Un secteur clé de l’économie

Les entreprises de tous les secteurs d’activités ont besoin de savoir vendre et négocier pour pouvoir subsister.  

Avec plus de trois millions d’employés, le secteur du commerce et de la vente continue à se développer en France ; il propose un grand nombre d’offres d’emploi aux diplômés et il regorge de métiers dont les missions sont très diversifiées. Quoi qu’il en soit, les métiers de la vente et les métiers du commerce nécessitent tous d’être en constante relation avec le client.

En effet, la notion de commerce est indissociable de nos jours de celle de la concurrence. Ce secteur doit en permanence redoubler d’inventivité pour fidéliser ses clients et en conquérir de nouveaux, faire face à une concurrence forte et à une multitude de produits qui se ressemblent.

Les entreprises doivent innover et faire preuve d’un réel pouvoir d’attraction. Une mission pas souvent évidente dans un contexte de crise économique et de baisse de la consommation des ménages. C’est ainsi que le e-commerce (commerces sur Internet) et le hard discount ont su tirer leur épingle du jeu ; ils connaissent actuellement une hausse d’activité importante.

Les métiers de la vente et les métiers du commerce exigent donc une adaptation perpétuelle aux exigences des consommateurs.

Un secteur extrêmement varié

Les enseignes de la grande distribution concentrent une grande partie des employés du secteur (635 800 personnes en France sur 11 250 points de vente) mais il ne se résume pas qu’à cet univers. On dénombre aussi des salariés dans le commerce de détail, le « B to B » (le « business to business », ou échanges commerciaux interentreprises), des artisans (boulanger-pâtissier, charcutier…) ou encore des sociétés de vente à distance. Par ailleurs, la fonction marketing est éminemment liée à la vente et au commerce.

La grande distribution

La grande distribution correspond au secteur du commerce de détail de biens de consommation. Elle rassemble des magasins, de tailles diverses à différencier du petit commerce indépendant. Il s’agit des hypermarchés, supermarchés, supérettes, magasins populaires, grands magasins (plutôt en centre-ville), grandes surfaces spécialisées et enfin magasins de hard discount. Les produits sont en libre-service dans la plupart des cas, le personnel nombreux.

Le regroupement des magasins en chaînes permet de mener des opérations de communication d’envergure. Ils fonctionnent selon une politique d’achats groupés qui leur permet de jouer sur les prix.

Un secteur dynamique

Ce secteur joue un rôle important dans notre économie. L’industrie de la grande distribution se porte bien : en 2011, son chiffre d’affaires global s’élève à 233 milliards d’euros.

La grande distribution emploie 635 800 personnes en France sur 11 250 points de vente, tout en recrutant de façon constante.
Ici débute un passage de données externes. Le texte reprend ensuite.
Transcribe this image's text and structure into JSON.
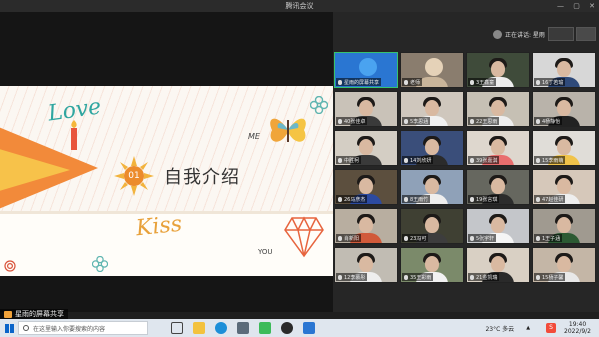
{
  "window": {
    "title": "腾讯会议",
    "controls": [
      "—",
      "▢",
      "✕"
    ]
  },
  "share": {
    "presenter_label": "星雨的屏幕共享",
    "slide": {
      "number": "01",
      "title": "自我介绍",
      "deco_love": "Love",
      "deco_kiss": "Kiss",
      "deco_me": "ME",
      "deco_you": "YOU"
    }
  },
  "speaker": {
    "label": "正在讲话: 星雨"
  },
  "participants": [
    {
      "name": "星雨的屏幕共享",
      "active": true,
      "bg": "#2a76d2",
      "body": "#2a76d2",
      "avatar": true
    },
    {
      "name": "老师",
      "bg": "#8a7d6e",
      "body": "#c9b59a",
      "avatar": true
    },
    {
      "name": "3王鑫童",
      "bg": "#3f4b3a",
      "body": "#eeeeee"
    },
    {
      "name": "16丁若瑜",
      "bg": "#d7d7d7",
      "body": "#2f4a7a"
    },
    {
      "name": "40张佳卓",
      "bg": "#c9c2b8",
      "body": "#3a3a3a"
    },
    {
      "name": "5李思涵",
      "bg": "#cfc7bd",
      "body": "#f1f1f1"
    },
    {
      "name": "22王思雨",
      "bg": "#c6c0b4",
      "body": "#eeeeee"
    },
    {
      "name": "4杨静怡",
      "bg": "#b9b3aa",
      "body": "#222222"
    },
    {
      "name": "中胜柯",
      "bg": "#d4cec4",
      "body": "#3a3a3a"
    },
    {
      "name": "14刘欣妍",
      "bg": "#3a4e7a",
      "body": "#2b2b2b"
    },
    {
      "name": "39张嘉淇",
      "bg": "#ded7ce",
      "body": "#e96e6e"
    },
    {
      "name": "15李雨萌",
      "bg": "#e0ddd8",
      "body": "#f0c34a"
    },
    {
      "name": "26马彦杰",
      "bg": "#5c4f3e",
      "body": "#2c4aa0"
    },
    {
      "name": "8王雨竹",
      "bg": "#8fa1b8",
      "body": "#eeeeee"
    },
    {
      "name": "19张言琪",
      "bg": "#66675f",
      "body": "#2c2c2c"
    },
    {
      "name": "47赵佳研",
      "bg": "#d6c8ba",
      "body": "#eeeeee"
    },
    {
      "name": "肖新阳",
      "bg": "#b8aea0",
      "body": "#d15a3a"
    },
    {
      "name": "23冯可",
      "bg": "#3f4033",
      "body": "#3d3d3d"
    },
    {
      "name": "5张宇轩",
      "bg": "#c4c6ca",
      "body": "#f5f5f5"
    },
    {
      "name": "1王子涵",
      "bg": "#a09a90",
      "body": "#2c5a33"
    },
    {
      "name": "12李慕彤",
      "bg": "#c1bcb3",
      "body": "#eeeeee"
    },
    {
      "name": "35王彩雨",
      "bg": "#7b8a6a",
      "body": "#f2f2f2"
    },
    {
      "name": "21金凯瑞",
      "bg": "#d9d0c4",
      "body": "#2a2a2a"
    },
    {
      "name": "15杨子馨",
      "bg": "#c4b6a6",
      "body": "#e8e8e8"
    }
  ],
  "taskbar": {
    "search_placeholder": "在这里输入你要搜索的内容",
    "weather": "23°C 多云",
    "time": "19:40",
    "date": "2022/9/2",
    "ime": "S"
  },
  "colors": {
    "active_border": "#37c36f",
    "accent": "#2a76d2"
  }
}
Elle est l’un des plus gros recruteurs sur le territoire, en particulier pour les jeunes de tous niveaux de formation (CAP, BEP, BAC PRO, BTS, IUT, Licence professionnelle au Bac +5), notamment dans le tertiaire, la gestion et l’agroalimentaire.
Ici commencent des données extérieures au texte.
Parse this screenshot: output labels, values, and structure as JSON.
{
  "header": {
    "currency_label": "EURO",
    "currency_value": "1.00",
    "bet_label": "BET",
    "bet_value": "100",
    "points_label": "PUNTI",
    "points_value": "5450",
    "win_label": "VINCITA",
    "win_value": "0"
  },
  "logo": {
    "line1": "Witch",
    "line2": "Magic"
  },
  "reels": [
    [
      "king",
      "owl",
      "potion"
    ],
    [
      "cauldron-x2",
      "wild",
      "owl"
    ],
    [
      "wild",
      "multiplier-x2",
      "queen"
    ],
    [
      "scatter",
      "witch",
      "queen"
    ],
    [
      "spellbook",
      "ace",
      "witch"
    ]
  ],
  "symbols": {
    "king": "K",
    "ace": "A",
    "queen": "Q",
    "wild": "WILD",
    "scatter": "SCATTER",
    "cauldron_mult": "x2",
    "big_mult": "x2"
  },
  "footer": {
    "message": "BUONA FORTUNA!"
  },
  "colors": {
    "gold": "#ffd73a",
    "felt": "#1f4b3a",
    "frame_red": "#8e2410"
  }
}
De nombreux métiers très différents sont à pourvoir dans ce secteur. La grande distribution n’offre pas que des postes de commerciaux.

  • Acheteur, assistant chef de rayon, caissier, chef de caisse, marketeur, responsable communication, télévendeur, vendeur technique, responsable d’enseigne…

Ce secteur n’hésite pas à confier des postes à responsabilités aux jeunes diplômés. Un bon tremplin pour les collaborateurs les plus motivés.

En intégrant un hypermarché en qualité de chef de rayon par exemple, c’est la garantie dès le départ gérer une petite équipe et un compte d’exploitation de façon autonome tel un mini chef d’entreprise. A la clé, il y a des perspectives d’évolution, en tant que chef de secteur, directeur de magasin ou encore dans le domaine des achats et du marketing.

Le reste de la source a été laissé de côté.